The regulatory state isn’t anything new, but the Obama administration is broadening and deepening it as a matter of philosophy and exigency. The administration has progressivism’s taste for rule by self-appointed experts, and now it has little choice but to work around a Republican-held House of Representatives to pursue its goals.
Next year, the Environmental Protection Agency plans to move to limit greenhouse emissions from power plants and oil refineries in response to Congress’s resistance to passing a cap-and-trade law. As Pres. Barack Obama put it, there’s more than one way “of skinning the cat.” He might have elaborated: There’s the democratic way and the administrative way. The EPA’s move is more audacious than anything yet attempted by Sebelius; it’s as if Congress had declined to pass Obamacare, and Sebelius had gone ahead and begun implementing it anyway.
All of this is deeply corrosive of self-government. From “we the people” to “the secretary may” is a triumph of bureaucracy over republicanism.

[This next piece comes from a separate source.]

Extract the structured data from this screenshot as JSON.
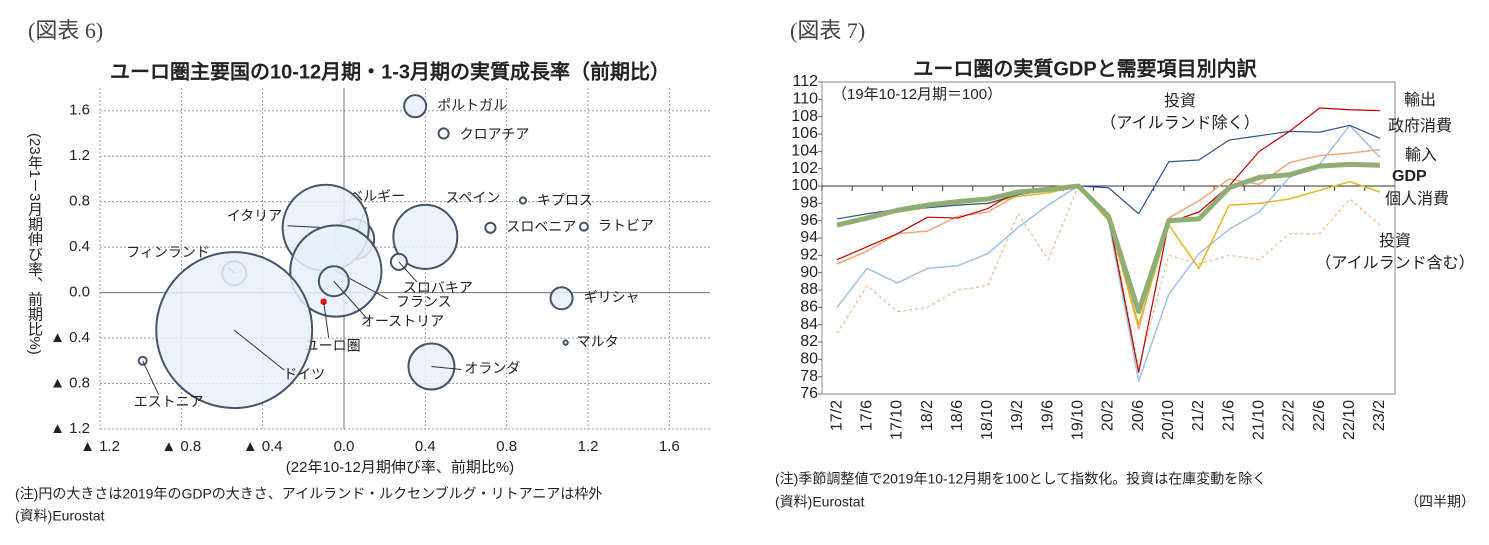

Our civics textbooks tell us we have a system of representative government, accountable to the people, to adjudicate just such intensely contested questions. The textbooks are wrong: They fail to account for the Rule of Sebelius.
The textbooks have been wrong at least since 1934.
The ATF was given this same broad "discretion" ("you can decide what's illegal afterward - just make up whatever you want") to interpret the Federal Firearms Law. Since X is illegal, they've decided that even attempting to buy, make, sell, destroy or modify any component of X is also illegal, down to nuts & bolts - literally. This includes the result of accidents, wear and damage, thus removing the concept of "mens rea": you can commit these crimes by accident.
Subsequently, the DEA was permitted the same latitude: they just make up their own list of what is contraband, and tell (not ask) Congress what became a felony this week.
Do other Federal agencies have this same power to invent their own authority?
How would we know - it's not in the statute.
States may have to stand up to the Feds, with or without support from the Federal courts. Many issues are being "resolved" lately by Obama power grabs.
The President and the EPA should be careful for what they wish for. The more you tax or regulate a product, the less that product is produced. And who knows? The US could find itself in a 2011-2012 Winter far colder than we're seeing now. Brownouts can happen in the Winter as easily as they can occur in Summer. The downfall of this administration may be its own policies and have nothing to do with the GOP. That is especially true if New Englanders or Midwesterners find themselves in a cold, dark house for a week or 2 in Feb of 2012.
This is one of the worst aspects of our current state of government. The rule of "experts" nearly always leads to disaster and pain and never to the Utopia promised. While we have had this problem for a while the it is now an order of magnitude worse with this Health Care bill. What never could have ever passed in congress will simply be enacted by whim. It again reminds us that we must simply kill this law as quickly and completely as possible. So much damage can be done in so short a time with these regulations. 2012 come faster please!
Puzzle me an answer... It is said that the President can exercise his "rule-making powers" to make ObamaCare whatever he wishes it to be, especially since the legislation was (I believe deliberately) kept vague in its terminology. Where do these "rule-making powers" come from? To wit, "All legislative powers herein granted shall be vested in a Congress of the United States, which shall consist of a Senate and House of Representatives"... I have searched, and nowhere does the Constitution grant "rule-making powers" to the chief executive. So how is this so different from Fascist Italy, Nazi Germany, or the Soviet Union? Or even George III's England? Seems that we have failed Dr Franklin's famous challenge, "a republic, if you can keep it."